The advantages of this course of action presented themselves to my grandfather like a succession of shooting stars. It would satisfy the Commerce Sub-Council; it would benefit his poor, mutated grandson; and it would restore the prestige that the Science and Technology Sub-Council would certainly lose when it became public that Falkrith's Z-space mass-transfer experiment had caused the mutations, as well as the prestige that he himself would lose when the Andalite public realized that his daughter had mated illicitly with her betrothed. If it was not a perfect plan, it was something very close to it.
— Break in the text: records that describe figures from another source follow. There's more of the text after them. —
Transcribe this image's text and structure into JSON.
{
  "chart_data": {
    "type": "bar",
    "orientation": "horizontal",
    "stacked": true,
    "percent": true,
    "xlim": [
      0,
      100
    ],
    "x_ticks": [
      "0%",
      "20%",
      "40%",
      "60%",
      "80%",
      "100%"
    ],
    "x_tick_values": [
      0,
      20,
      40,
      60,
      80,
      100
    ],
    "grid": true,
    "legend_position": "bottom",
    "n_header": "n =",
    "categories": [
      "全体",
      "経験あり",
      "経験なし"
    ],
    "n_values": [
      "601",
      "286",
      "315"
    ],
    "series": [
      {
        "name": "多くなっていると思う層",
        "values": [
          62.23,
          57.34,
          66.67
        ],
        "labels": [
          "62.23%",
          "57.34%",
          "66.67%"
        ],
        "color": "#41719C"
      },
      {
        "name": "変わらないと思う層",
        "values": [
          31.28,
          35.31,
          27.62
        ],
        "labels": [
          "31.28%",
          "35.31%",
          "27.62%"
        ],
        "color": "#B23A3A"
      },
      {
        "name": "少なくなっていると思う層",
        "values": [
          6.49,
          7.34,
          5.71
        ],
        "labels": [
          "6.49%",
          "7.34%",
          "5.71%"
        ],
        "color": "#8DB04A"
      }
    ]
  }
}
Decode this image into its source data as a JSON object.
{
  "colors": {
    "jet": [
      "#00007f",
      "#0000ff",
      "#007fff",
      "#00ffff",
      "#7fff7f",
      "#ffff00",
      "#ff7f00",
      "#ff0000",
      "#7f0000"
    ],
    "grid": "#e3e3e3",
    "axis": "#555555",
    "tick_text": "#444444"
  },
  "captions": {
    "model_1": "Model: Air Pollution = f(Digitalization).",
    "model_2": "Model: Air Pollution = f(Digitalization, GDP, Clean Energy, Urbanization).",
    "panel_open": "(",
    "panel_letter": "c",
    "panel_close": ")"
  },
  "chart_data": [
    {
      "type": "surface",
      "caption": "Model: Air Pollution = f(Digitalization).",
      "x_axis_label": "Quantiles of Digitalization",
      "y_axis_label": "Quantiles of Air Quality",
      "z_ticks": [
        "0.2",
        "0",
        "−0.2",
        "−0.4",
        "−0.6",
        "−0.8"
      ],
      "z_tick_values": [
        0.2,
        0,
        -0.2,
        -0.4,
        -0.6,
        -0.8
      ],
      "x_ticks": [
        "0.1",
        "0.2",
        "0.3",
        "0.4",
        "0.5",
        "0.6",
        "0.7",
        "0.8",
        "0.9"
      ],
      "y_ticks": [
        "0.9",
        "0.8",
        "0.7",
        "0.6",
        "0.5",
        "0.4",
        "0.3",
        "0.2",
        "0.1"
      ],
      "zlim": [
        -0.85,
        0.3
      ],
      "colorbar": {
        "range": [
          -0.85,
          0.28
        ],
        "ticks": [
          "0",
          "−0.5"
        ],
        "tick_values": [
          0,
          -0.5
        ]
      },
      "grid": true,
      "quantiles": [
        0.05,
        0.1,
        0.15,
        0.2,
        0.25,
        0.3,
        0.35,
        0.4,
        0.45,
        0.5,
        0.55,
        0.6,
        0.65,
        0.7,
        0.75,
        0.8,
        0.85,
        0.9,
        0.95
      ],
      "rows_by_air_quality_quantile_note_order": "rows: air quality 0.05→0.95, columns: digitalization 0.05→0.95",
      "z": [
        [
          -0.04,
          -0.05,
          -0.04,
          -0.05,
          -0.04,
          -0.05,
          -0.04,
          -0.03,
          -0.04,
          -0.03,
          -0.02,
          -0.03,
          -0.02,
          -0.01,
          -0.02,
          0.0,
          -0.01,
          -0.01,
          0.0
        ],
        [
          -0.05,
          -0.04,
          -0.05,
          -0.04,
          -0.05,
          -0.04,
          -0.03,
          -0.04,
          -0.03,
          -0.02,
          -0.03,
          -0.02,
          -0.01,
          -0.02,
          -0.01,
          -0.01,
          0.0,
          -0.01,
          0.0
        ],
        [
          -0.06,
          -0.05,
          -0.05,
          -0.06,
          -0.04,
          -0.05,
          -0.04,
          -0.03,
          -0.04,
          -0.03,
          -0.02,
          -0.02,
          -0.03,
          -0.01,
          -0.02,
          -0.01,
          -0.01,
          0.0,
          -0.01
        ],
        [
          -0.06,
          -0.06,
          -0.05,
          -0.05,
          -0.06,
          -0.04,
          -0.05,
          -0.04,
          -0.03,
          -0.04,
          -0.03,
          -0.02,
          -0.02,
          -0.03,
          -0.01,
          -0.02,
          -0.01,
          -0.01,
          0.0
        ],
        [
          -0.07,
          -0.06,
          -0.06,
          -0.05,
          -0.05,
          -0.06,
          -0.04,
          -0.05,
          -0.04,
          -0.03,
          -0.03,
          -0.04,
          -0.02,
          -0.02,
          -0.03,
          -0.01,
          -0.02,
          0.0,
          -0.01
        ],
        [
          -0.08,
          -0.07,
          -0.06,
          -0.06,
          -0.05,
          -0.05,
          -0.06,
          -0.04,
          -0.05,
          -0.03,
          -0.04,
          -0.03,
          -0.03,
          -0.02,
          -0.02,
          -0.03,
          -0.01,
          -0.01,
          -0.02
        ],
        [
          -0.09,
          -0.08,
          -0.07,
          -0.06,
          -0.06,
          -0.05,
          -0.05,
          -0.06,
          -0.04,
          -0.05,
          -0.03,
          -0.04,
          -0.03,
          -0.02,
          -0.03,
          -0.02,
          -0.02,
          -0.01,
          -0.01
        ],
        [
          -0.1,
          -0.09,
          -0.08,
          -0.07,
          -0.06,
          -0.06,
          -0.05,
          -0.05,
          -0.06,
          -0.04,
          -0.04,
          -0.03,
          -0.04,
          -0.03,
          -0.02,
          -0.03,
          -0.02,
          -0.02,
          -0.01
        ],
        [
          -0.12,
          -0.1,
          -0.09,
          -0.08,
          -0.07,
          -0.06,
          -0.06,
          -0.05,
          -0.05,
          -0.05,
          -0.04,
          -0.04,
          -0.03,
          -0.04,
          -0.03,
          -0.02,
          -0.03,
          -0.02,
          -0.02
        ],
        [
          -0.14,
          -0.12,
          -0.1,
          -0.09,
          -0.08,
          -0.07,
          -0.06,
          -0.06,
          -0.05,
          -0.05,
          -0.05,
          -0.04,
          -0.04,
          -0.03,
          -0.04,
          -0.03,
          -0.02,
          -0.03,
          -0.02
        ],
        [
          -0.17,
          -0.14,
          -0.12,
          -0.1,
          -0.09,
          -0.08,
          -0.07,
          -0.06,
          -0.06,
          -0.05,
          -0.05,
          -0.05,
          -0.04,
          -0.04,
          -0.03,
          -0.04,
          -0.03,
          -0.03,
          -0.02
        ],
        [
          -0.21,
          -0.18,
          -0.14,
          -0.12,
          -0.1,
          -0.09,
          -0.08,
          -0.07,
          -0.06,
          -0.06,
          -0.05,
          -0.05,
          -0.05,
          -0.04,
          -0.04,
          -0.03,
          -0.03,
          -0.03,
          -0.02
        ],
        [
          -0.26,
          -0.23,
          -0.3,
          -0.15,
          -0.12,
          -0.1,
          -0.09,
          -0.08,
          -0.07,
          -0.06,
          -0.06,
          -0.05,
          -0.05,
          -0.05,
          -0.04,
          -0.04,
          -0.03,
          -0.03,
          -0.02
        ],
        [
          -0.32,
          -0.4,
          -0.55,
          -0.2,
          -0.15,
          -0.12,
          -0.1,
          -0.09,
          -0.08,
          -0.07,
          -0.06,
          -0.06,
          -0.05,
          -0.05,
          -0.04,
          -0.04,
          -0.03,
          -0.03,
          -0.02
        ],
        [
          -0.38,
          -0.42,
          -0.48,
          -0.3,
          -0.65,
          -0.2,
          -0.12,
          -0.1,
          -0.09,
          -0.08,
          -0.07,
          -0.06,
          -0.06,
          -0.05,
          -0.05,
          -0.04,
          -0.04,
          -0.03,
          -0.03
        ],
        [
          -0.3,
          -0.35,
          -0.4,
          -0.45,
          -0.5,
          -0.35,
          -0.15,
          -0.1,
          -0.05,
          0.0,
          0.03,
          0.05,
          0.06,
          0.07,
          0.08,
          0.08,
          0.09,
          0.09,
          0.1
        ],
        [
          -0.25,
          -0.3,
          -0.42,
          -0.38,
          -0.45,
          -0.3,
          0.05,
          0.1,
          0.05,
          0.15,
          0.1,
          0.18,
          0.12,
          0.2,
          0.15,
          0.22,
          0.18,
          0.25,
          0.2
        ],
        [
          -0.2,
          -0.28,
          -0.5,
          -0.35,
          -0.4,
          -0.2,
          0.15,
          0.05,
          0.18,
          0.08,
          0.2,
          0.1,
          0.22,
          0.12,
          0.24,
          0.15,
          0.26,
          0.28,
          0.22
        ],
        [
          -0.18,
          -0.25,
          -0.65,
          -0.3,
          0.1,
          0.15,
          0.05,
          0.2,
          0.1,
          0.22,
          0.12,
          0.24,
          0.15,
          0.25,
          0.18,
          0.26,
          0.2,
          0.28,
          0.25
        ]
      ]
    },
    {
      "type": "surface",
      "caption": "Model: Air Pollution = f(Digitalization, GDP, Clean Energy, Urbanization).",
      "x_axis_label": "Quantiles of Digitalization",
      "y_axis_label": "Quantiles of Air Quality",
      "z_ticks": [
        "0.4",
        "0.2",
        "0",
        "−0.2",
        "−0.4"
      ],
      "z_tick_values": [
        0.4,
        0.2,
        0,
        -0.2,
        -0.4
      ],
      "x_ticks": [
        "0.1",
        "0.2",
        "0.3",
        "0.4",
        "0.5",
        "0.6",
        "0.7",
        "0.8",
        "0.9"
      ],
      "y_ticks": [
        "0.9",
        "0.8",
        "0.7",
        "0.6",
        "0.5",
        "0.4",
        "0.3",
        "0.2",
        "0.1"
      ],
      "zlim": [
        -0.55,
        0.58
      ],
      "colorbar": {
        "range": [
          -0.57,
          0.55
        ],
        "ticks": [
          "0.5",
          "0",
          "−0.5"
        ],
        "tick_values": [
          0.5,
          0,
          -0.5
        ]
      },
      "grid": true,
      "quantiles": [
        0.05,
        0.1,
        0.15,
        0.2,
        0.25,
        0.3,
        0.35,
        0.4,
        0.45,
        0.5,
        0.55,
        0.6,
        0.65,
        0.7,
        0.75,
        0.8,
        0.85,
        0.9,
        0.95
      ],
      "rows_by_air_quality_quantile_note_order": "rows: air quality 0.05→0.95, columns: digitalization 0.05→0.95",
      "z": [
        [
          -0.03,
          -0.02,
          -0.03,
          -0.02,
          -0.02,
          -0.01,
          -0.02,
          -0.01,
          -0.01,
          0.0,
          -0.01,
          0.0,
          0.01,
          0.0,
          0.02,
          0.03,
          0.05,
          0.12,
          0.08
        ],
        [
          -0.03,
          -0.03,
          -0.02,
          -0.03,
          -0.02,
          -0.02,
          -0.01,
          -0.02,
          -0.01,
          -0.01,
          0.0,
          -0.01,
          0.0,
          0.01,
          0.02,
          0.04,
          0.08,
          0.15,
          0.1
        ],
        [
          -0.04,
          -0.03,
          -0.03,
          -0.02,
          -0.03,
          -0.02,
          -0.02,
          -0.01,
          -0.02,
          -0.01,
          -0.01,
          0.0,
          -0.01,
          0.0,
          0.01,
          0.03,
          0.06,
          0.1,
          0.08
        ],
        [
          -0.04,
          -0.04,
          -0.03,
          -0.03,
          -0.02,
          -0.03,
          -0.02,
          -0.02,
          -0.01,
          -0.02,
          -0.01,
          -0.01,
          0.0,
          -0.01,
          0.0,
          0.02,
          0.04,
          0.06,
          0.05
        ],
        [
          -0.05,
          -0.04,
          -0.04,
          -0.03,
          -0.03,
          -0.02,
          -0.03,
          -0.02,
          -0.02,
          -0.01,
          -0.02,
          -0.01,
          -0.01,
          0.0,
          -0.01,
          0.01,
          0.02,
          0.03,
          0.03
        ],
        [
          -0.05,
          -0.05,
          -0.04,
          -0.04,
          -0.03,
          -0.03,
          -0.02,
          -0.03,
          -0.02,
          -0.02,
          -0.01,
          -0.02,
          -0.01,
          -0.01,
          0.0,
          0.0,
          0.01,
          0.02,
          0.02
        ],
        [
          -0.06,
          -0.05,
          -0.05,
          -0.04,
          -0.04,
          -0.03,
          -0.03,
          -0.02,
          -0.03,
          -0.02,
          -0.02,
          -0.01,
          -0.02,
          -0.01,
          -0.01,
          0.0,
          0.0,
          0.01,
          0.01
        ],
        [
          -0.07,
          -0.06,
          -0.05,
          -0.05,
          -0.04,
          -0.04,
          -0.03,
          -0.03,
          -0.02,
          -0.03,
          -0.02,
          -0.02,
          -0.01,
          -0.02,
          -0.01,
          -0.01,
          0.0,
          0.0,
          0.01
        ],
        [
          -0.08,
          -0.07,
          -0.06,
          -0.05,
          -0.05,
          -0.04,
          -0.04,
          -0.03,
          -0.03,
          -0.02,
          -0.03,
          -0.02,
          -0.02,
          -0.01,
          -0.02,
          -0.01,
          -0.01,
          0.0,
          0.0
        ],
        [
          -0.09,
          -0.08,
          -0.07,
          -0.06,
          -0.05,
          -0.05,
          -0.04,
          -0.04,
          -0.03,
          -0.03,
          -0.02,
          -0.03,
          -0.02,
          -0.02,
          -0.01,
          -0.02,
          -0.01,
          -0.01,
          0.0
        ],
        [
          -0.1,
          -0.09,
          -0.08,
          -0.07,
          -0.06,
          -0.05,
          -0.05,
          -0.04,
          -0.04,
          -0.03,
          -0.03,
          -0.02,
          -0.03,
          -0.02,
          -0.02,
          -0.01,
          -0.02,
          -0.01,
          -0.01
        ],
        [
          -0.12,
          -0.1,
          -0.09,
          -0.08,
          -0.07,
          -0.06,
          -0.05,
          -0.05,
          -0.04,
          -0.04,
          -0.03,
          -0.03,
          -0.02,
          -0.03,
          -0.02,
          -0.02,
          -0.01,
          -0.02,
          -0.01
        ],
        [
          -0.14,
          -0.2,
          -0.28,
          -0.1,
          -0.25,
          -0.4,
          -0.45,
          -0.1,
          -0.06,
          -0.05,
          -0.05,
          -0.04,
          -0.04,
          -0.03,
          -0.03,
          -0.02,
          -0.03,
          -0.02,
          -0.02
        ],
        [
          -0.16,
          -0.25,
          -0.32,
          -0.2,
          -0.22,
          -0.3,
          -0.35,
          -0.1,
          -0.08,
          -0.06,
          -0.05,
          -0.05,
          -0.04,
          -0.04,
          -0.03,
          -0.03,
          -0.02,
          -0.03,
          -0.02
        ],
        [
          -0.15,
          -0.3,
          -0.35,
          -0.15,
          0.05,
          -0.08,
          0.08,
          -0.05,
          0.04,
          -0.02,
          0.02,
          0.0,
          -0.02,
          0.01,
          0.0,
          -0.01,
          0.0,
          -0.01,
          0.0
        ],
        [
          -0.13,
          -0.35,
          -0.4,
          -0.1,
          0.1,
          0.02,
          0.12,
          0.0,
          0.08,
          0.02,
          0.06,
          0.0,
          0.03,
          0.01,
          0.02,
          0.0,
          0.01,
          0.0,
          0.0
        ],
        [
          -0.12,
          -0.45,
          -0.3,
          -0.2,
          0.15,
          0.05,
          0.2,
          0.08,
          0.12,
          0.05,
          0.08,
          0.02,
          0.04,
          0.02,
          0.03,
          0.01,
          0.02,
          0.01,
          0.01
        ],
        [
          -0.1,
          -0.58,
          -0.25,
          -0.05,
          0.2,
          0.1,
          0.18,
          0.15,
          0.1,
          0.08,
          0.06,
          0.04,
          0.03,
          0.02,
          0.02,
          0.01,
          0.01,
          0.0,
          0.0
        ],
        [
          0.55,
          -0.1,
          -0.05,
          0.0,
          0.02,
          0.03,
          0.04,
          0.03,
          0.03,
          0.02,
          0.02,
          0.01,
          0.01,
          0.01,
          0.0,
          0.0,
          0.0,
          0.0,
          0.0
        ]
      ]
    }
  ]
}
«Well, we shall see,» he said. «One can never be certain, with my colleagues on the Council, how they will react to a new idea. But I think, my children,» he added, with a sly smile in his eyes, «that there is a good chance that the morrimils of Selicar may soon find their dens disturbed by the patter of little hooves.»
He touched tails with my father, and stroked my mother's face. Then he turned to where I was sleeping, knelt down, and hesitantly stroked my misshapen face as well. «Sleep well, Garatron-Sitek-Shaveer,» he whispered. «May your childhood be one of happiness and tranquility; may your mind grow as strong as your body shall be frail; and may you bear your destiny with courage.»
Then he rose, took his leave of my parents' scoop, and set out for the Council Plains, little dreaming that the scheme he would there propose would determine the future of three races.